The 6.1-inch OLED screen on the iPhone 14

With that in mind, it’s highly likely that the iPhone 15 and iPhone 15 Plus will boast the (still exceptional) A16 Bionic chipset used in the current iPhone 14 Pro models, while the next-gen A17 Bionic will likely be exclusive to the iPhone 15 Pro and Pro Max/Ultra models. 

The upgrade to the faster Wi-Fi 6E for improved connectivity on Wi-Fi 6E networks is also said to be in the works for the iPhone 15, though sources are yet to confirm whether it’ll be exclusive to the Pro models. 

Improved camera technology

While there are rumours circulating about the possibility of a periscope lens on an iPhone, the rumours are focused on the Pro (or even Ultra) models of the iPhone 15.

Not much has been said about camera improvements for the standard iPhone 15 and iPhone 15 Plus. I’m sure many are hoping that it’ll get the same upgrade to a 48MP main camera as last year’s Pro models, but I’m not sure that’ll happen – Apple wants the ‘pro’ photographers to opt for the more expensive models, after all. 
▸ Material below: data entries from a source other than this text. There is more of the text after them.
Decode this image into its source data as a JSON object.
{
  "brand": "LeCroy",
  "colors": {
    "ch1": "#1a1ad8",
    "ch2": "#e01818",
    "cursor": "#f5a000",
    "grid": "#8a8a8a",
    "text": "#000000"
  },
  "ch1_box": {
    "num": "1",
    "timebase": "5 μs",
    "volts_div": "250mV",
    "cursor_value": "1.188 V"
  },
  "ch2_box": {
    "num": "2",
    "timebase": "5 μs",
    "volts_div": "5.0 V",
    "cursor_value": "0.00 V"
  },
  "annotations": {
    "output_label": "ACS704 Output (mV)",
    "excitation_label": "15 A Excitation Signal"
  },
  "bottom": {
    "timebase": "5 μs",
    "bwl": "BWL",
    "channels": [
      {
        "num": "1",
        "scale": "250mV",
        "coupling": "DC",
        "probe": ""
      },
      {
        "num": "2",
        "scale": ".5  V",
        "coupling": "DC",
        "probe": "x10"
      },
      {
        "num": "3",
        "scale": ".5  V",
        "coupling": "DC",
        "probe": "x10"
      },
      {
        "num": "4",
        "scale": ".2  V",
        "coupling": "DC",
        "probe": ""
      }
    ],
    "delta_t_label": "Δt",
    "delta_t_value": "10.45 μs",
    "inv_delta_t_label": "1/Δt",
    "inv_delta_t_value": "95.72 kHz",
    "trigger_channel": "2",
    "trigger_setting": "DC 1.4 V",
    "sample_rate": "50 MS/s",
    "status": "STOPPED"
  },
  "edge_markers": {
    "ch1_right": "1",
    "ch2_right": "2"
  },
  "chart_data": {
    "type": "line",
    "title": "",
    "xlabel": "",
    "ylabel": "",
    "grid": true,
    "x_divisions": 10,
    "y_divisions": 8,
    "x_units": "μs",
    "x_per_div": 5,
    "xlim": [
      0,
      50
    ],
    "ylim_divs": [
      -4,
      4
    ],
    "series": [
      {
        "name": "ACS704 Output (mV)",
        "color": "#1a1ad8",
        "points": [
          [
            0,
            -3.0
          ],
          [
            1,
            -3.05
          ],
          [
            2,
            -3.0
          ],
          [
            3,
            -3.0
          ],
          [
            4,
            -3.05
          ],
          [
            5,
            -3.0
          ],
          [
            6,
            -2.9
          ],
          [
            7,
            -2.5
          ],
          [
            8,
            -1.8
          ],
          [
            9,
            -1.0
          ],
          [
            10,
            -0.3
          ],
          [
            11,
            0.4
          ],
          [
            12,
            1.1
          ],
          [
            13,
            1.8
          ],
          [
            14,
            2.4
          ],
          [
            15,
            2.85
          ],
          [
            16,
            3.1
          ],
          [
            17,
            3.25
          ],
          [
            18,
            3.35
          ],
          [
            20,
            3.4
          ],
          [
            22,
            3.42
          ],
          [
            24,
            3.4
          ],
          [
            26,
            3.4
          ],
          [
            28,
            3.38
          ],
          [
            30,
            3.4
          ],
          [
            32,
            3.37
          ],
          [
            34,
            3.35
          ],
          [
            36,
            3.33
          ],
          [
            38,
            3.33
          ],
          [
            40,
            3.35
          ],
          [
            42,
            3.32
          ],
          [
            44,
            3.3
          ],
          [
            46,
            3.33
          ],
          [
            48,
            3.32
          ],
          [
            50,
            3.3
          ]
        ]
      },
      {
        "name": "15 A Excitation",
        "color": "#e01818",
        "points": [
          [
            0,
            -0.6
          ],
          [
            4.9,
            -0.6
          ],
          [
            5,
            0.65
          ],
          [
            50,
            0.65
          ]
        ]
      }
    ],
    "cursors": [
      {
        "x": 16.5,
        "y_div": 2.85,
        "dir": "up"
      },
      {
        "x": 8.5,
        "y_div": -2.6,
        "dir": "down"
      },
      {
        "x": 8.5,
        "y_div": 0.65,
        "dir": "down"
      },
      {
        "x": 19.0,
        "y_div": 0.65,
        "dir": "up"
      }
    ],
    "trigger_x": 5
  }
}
That’s not to say that the iPhone 15 won’t boast any camera improvements though. In fact, rumours suggest that Apple could be working with Sony in a bid to finally eliminate the over- and under-exposure of images taken on smartphones. 

Nikkei sources have detailed information on the new sensor, which will also allegedly offer better portrait photography, even with strong light in the background. The report says this is largely down to a new architecture that allows the sensor to essentially double the saturation signal level within each pixel and capture more light.